I can't control the situation I am in right now, so the only thing to do is to look on the bright side. Another chance with Alex.

-

"Promise you'll visit me soon," Amy says as I open the car door and grab my suitcase.

"I will, I promise." I give her a small smile as I close the door and head into the airport.

If things don't work out with him again for any reason, Amy will definitely be seeing me again.

After I go through security, I speed walk to my gate. I like to be early, but my conundrum this morning set me back about an hour so the plane has already began boarding when I arrive.

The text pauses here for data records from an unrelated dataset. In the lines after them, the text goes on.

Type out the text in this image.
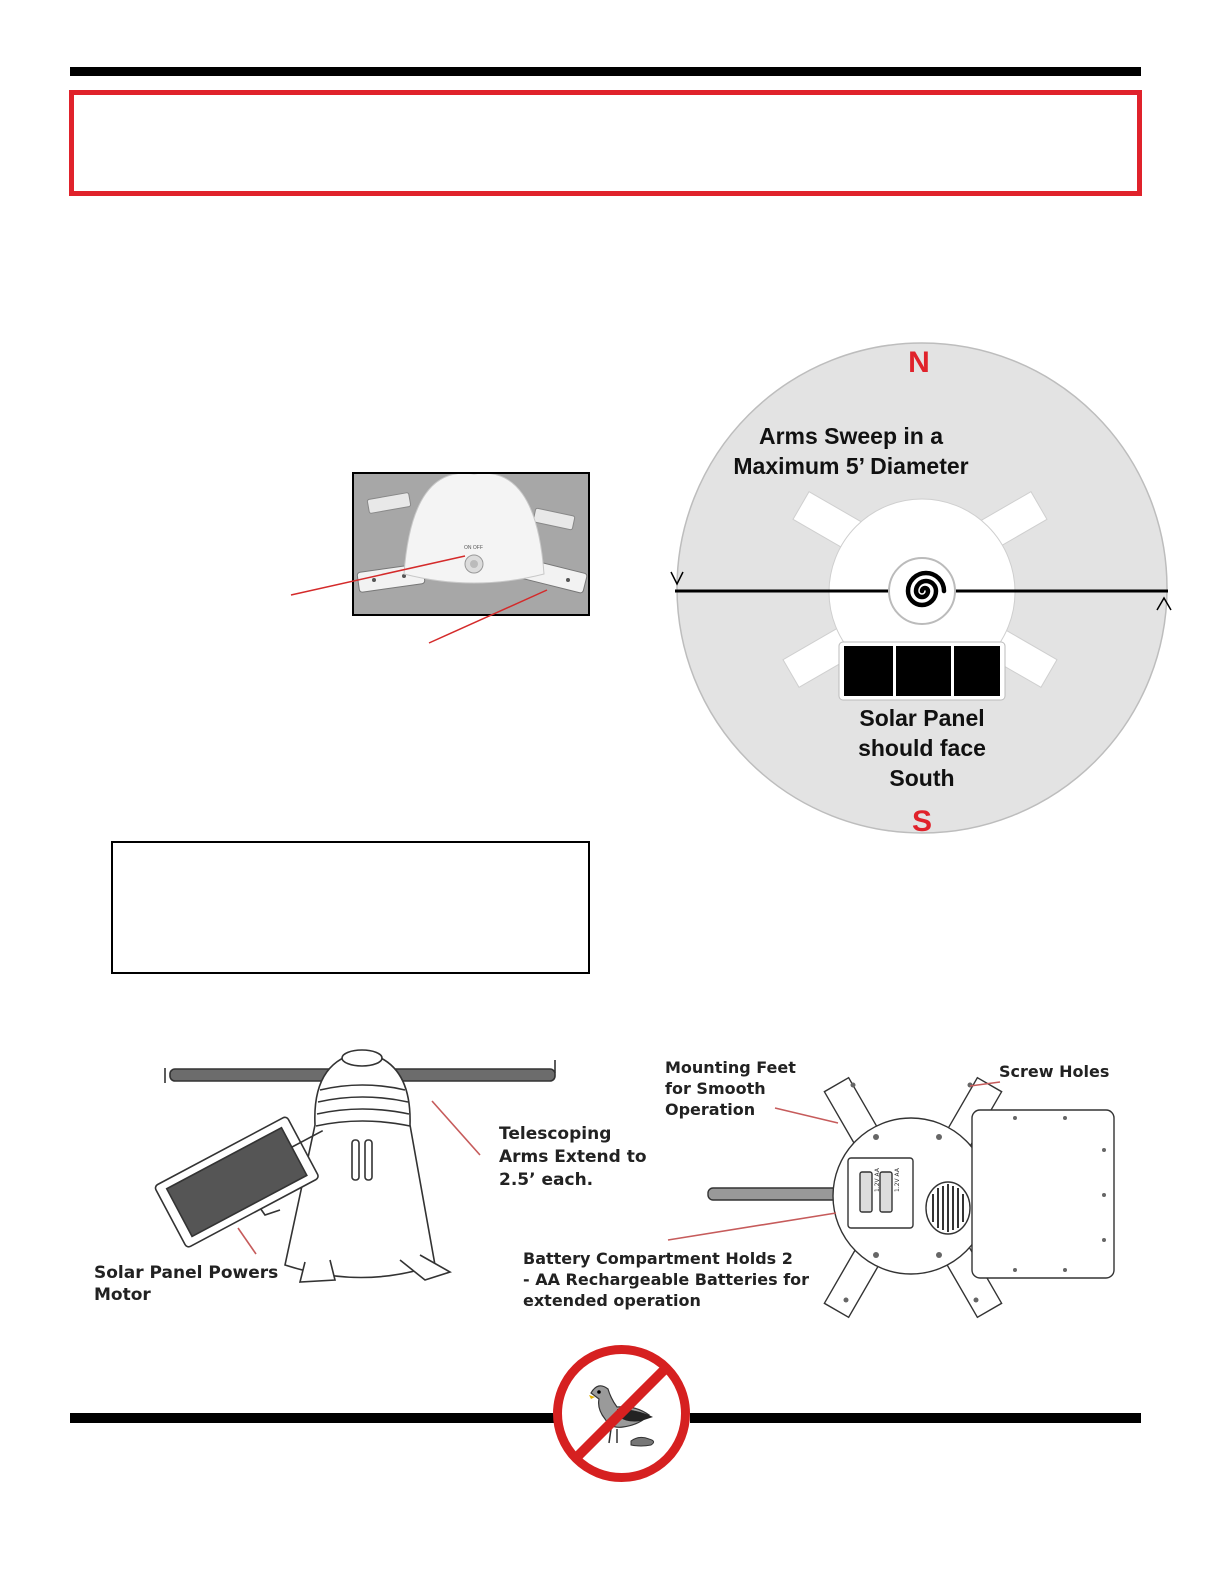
ON OFF
N
S
Arms Sweep in a
Maximum 5’ Diameter
Solar Panel
should face
South
Telescoping
Arms Extend to
2.5’ each.
Solar Panel Powers
Motor
1.2V AA 1.2V AA
Mounting Feet
for Smooth
Operation
Screw Holes
Battery Compartment Holds 2
- AA Rechargeable Batteries for
extended operation
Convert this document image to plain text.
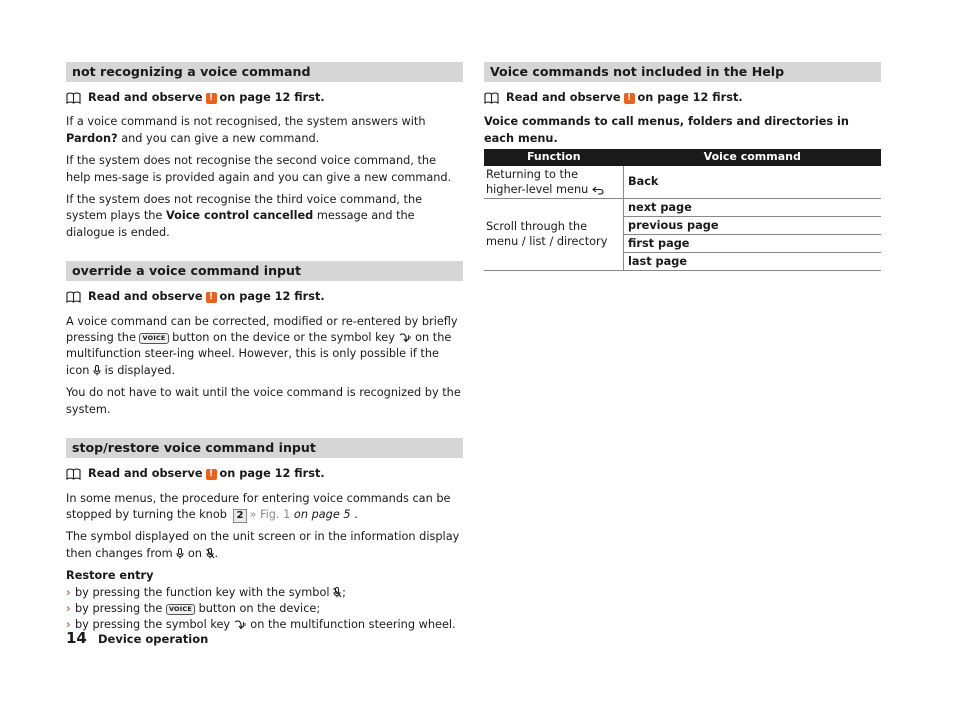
not recognizing a voice command
Read and observe ! on page 12 first.

If a voice command is not recognised, the system answers with Pardon? and you can give a new command.

If the system does not recognise the second voice command, the help mes-sage is provided again and you can give a new command.

If the system does not recognise the third voice command, the system plays the Voice control cancelled message and the dialogue is ended.

override a voice command input
Read and observe ! on page 12 first.

A voice command can be corrected, modified or re-entered by briefly pressing the VOICE button on the device or the symbol key  on the multifunction steer-ing wheel. However, this is only possible if the icon  is displayed.

You do not have to wait until the voice command is recognized by the system.

stop/restore voice command input
Read and observe ! on page 12 first.

In some menus, the procedure for entering voice commands can be stopped by turning the knob 2 » Fig. 1 on page 5 .

The symbol displayed on the unit screen or in the information display then changes from  on .

Restore entry
› by pressing the function key with the symbol ;
› by pressing the VOICE button on the device;
› by pressing the symbol key  on the multifunction steering wheel.
Voice commands not included in the Help
Read and observe ! on page 12 first.

Voice commands to call menus, folders and directories in each menu.

Function	Voice command
Returning to the higher-level menu	Back
Scroll through the menu / list / directory	next page
	previous page
	first page
	last page
14 Device operation
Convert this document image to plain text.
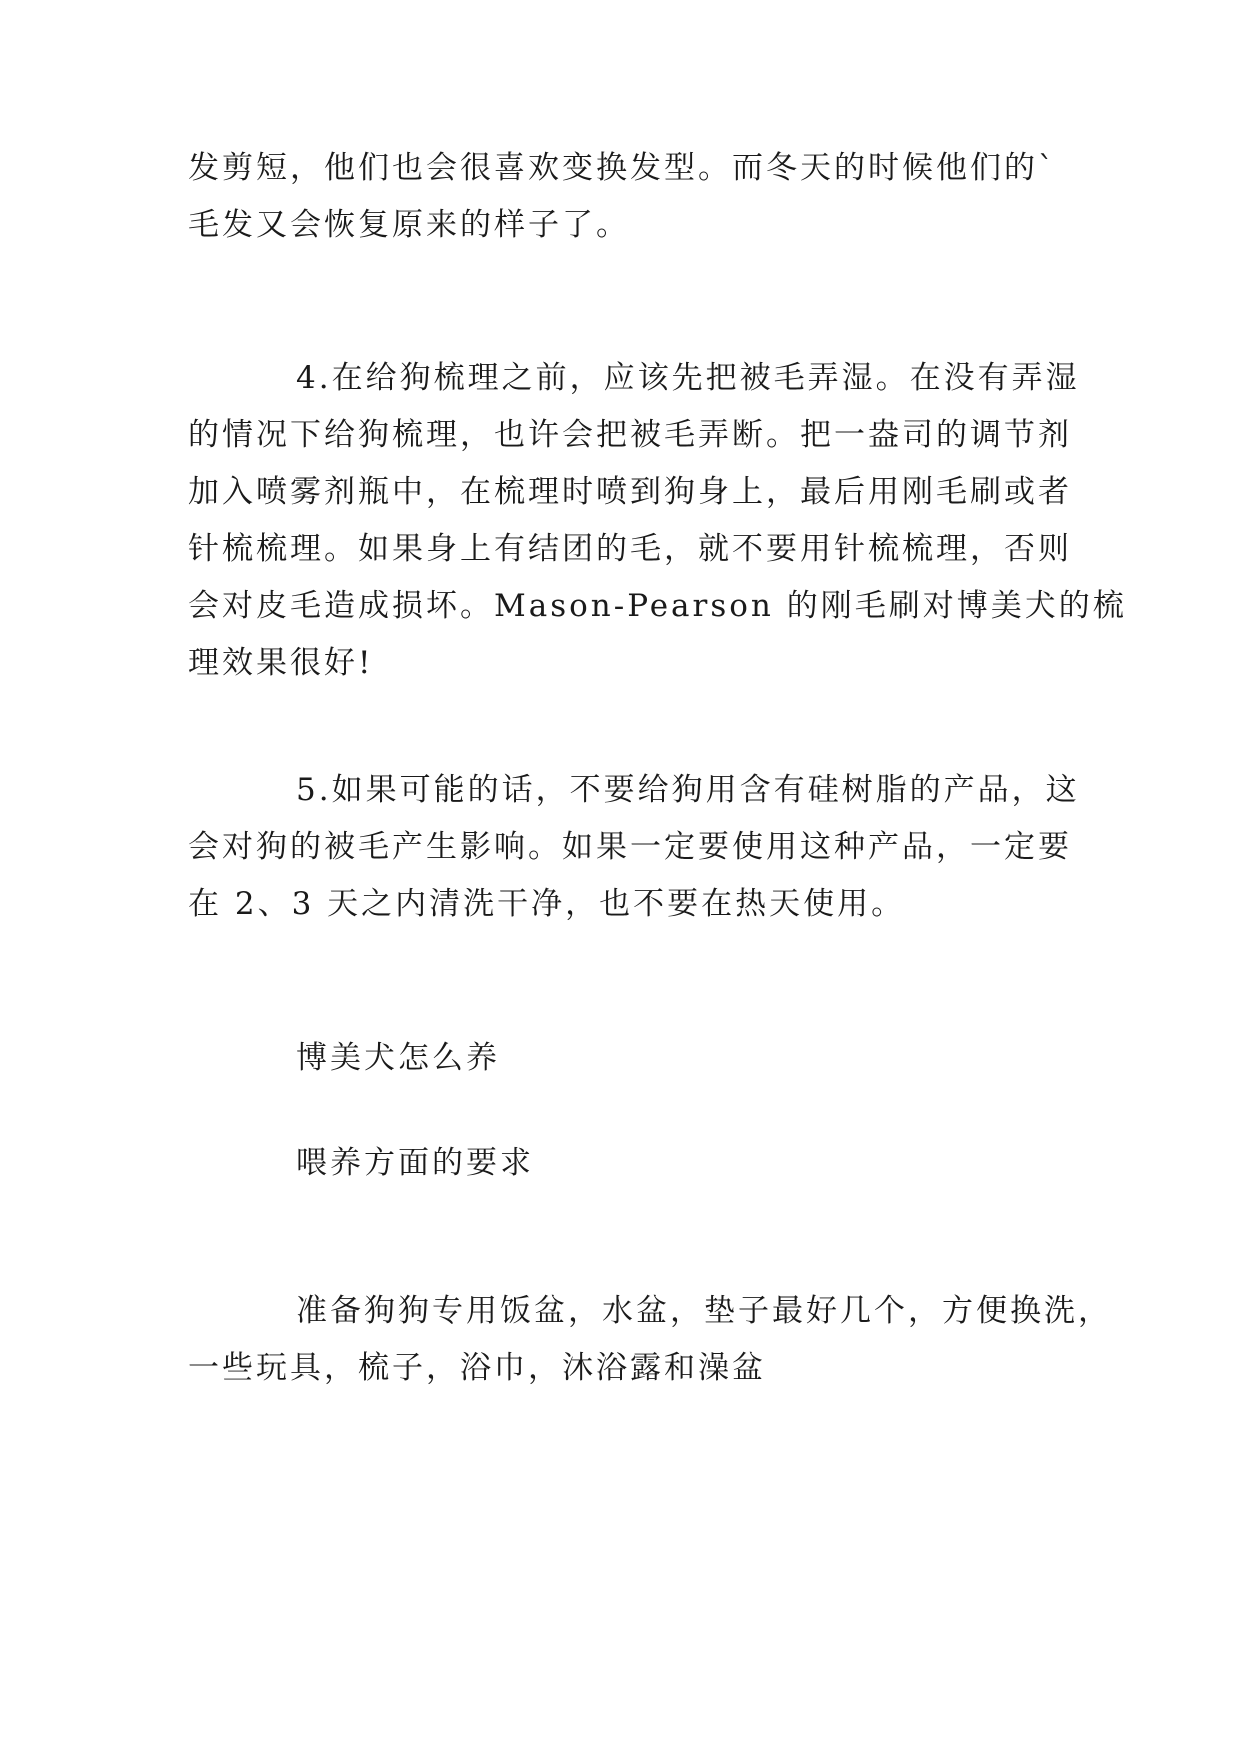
发剪短，他们也会很喜欢变换发型。而冬天的时候他们的`
毛发又会恢复原来的样子了。

4.在给狗梳理之前，应该先把被毛弄湿。在没有弄湿
的情况下给狗梳理，也许会把被毛弄断。把一盎司的调节剂
加入喷雾剂瓶中，在梳理时喷到狗身上，最后用刚毛刷或者
针梳梳理。如果身上有结团的毛，就不要用针梳梳理，否则
会对皮毛造成损坏。Mason-Pearson 的刚毛刷对博美犬的梳
理效果很好!

5.如果可能的话，不要给狗用含有硅树脂的产品，这
会对狗的被毛产生影响。如果一定要使用这种产品，一定要
在 2、3 天之内清洗干净，也不要在热天使用。

博美犬怎么养
喂养方面的要求

准备狗狗专用饭盆，水盆，垫子最好几个，方便换洗，
一些玩具，梳子，浴巾，沐浴露和澡盆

I squeeze through the tiny aisle and find my seat. Good old 23A is waiting for me. I sit down and pull out my all too familiar book, Normal People. Yes, I realize that my life is as far from normal as it can possibly get, so pulling this book out is extremely ironic. I can't help but laugh to myself.

When I look up I see them. Not just Alex, but Chase too. They are going back and fourth, arguing about something. I try to eavesdrop but the crying baby two rows behind me is making it difficult.

Chase shakes his head and puts his carry on in the overhead compartment above his seat and Alex begins to make his way towards 23B. I quickly look down so that I don't look like a complete psychopath just staring at him.

"Hmm, Normal People. I don't think I've ever heard of that one. Is it any good?" His blue eyes look from the cover and then up to mine. Just like last time we have our instant connection. I feel the all too familiar rush of being in his presence. His confidence is more than apparent and I'm ready for him to try all of his tricks on me. I'm lucky to be seated because my legs turn into jello and if I were standing I'd be on the floor, staring at the perfect being above me.

"It's pretty good so f-" I try to explain to him, but the screaming baby interrupts.

He flashes his smile in my direction and runs a hand through his beachy blonde hair. "Well this is going to be a long flight."

He doesn't look upset about it, and neither am I.